The driver opposite looks as if from some official car

It is Bristol it is raining I wish I were Greek
 

william_kent

Well-known member
Thanks to @Benny B I have now tuned my "inner voice" to the "Mark E. Smith" setting when reading Prynne

Swallow cluck evince sniff compel invest

Imagining Mark E. Smith barking that out is heightening my enjoyment no end

or sneering:

simulate acerbic masquerade

suited critic altitude fine lent filament praise
 

Benny Bunter

Well-known member
"The difference between the kinds of intent supporting the movement of bluestones from Pembrokeshire to Wessex, and the Sumerian acquisition of tin from Cornwall or Bohemia, must be obvious."
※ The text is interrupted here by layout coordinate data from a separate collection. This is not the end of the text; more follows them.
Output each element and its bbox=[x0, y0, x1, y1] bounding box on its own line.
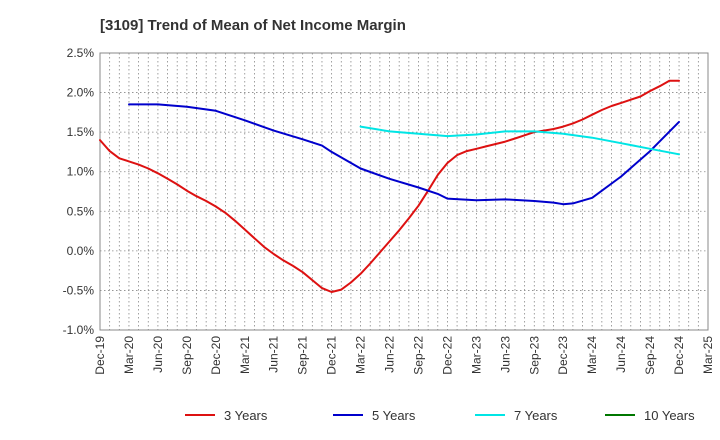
y-axis-ticks: 2.5% 2.0% 1.5% 1.0% 0.5% 0.0% -0.5% -1.0% bbox=[63, 46, 95, 337]
x-tick-label: Mar-24 bbox=[585, 336, 599, 374]
x-tick-label: Jun-24 bbox=[614, 336, 628, 373]
series-lines bbox=[99, 79, 680, 293]
chart-title: [3109] Trend of Mean of Net Income Margi… bbox=[100, 17, 406, 34]
x-tick-label: Dec-24 bbox=[672, 336, 686, 375]
x-tick-label: Sep-20 bbox=[180, 336, 194, 375]
legend-item: 7 Years bbox=[475, 408, 558, 423]
series-line-3-years bbox=[99, 79, 680, 293]
y-tick-label: 0.5% bbox=[67, 204, 95, 218]
y-tick-label: 2.5% bbox=[67, 46, 95, 60]
x-tick-label: Jun-21 bbox=[267, 336, 281, 373]
x-axis-ticks: Dec-19 Mar-20 Jun-20 Sep-20 Dec-20 Mar-21 Jun-… bbox=[93, 336, 715, 375]
series-line-5-years bbox=[128, 103, 680, 206]
series-line-7-years bbox=[359, 125, 680, 156]
x-tick-label: Sep-24 bbox=[643, 336, 657, 375]
y-tick-label: 0.0% bbox=[67, 244, 95, 258]
plot-area bbox=[99, 52, 709, 331]
y-tick-label: 1.5% bbox=[67, 125, 95, 139]
legend-item: 3 Years bbox=[185, 408, 268, 423]
legend-label: 5 Years bbox=[372, 408, 416, 423]
x-tick-label: Sep-23 bbox=[527, 336, 541, 375]
legend-label: 10 Years bbox=[644, 408, 695, 423]
legend-item: 5 Years bbox=[333, 408, 416, 423]
y-tick-label: 1.0% bbox=[67, 165, 95, 179]
x-tick-label: Jun-22 bbox=[383, 336, 397, 373]
x-tick-label: Jun-23 bbox=[498, 336, 512, 373]
x-tick-label: Dec-21 bbox=[325, 336, 339, 375]
y-tick-label: 2.0% bbox=[67, 86, 95, 100]
x-tick-label: Mar-21 bbox=[238, 336, 252, 374]
legend-label: 3 Years bbox=[224, 408, 268, 423]
x-tick-label: Mar-25 bbox=[701, 336, 715, 374]
x-tick-label: Dec-22 bbox=[440, 336, 454, 375]
y-tick-label: -0.5% bbox=[63, 283, 95, 297]
x-tick-label: Sep-22 bbox=[411, 336, 425, 375]
legend-item: 10 Years bbox=[605, 408, 695, 423]
y-tick-label: -1.0% bbox=[63, 323, 95, 337]
x-tick-label: Dec-23 bbox=[556, 336, 570, 375]
x-tick-label: Sep-21 bbox=[296, 336, 310, 375]
x-tick-label: Jun-20 bbox=[151, 336, 165, 373]
legend: 3 Years 5 Years 7 Years 10 Years bbox=[185, 408, 695, 423]
x-tick-label: Mar-23 bbox=[469, 336, 483, 374]
x-tick-label: Dec-19 bbox=[93, 336, 107, 375]
x-tick-label: Mar-22 bbox=[354, 336, 368, 374]
legend-label: 7 Years bbox=[514, 408, 558, 423]
x-tick-label: Dec-20 bbox=[209, 336, 223, 375]
x-tick-label: Mar-20 bbox=[122, 336, 136, 374]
Yeah, Jeremy, that's obvious, we all know that, get on with it mate!
 

luka

Well-known member
it's a weird essay. if you dont think about what it means you can come away thinking youve sort of understood it but if you question each sentence you find it all turns to ashes in your hands.
 

Benny Bunter

Well-known member
I wanted to know what 'quality' meant, but it seems I also need to need to know what 'substance' and 'property' mean before I can even get near it.
 

Benny Bunter

Well-known member
it's a weird essay. if you dont think about what it means you can come away thinking youve sort of understood it but if you question each sentence you find it all turns to ashes in your hands.
This seems to be the primary effect of the poems too, at least what I've read so far in kitchen poems and the white stones. Understanding just out of grasp, or maybe already attained at some deep level, but you would struggle to ever articulate it.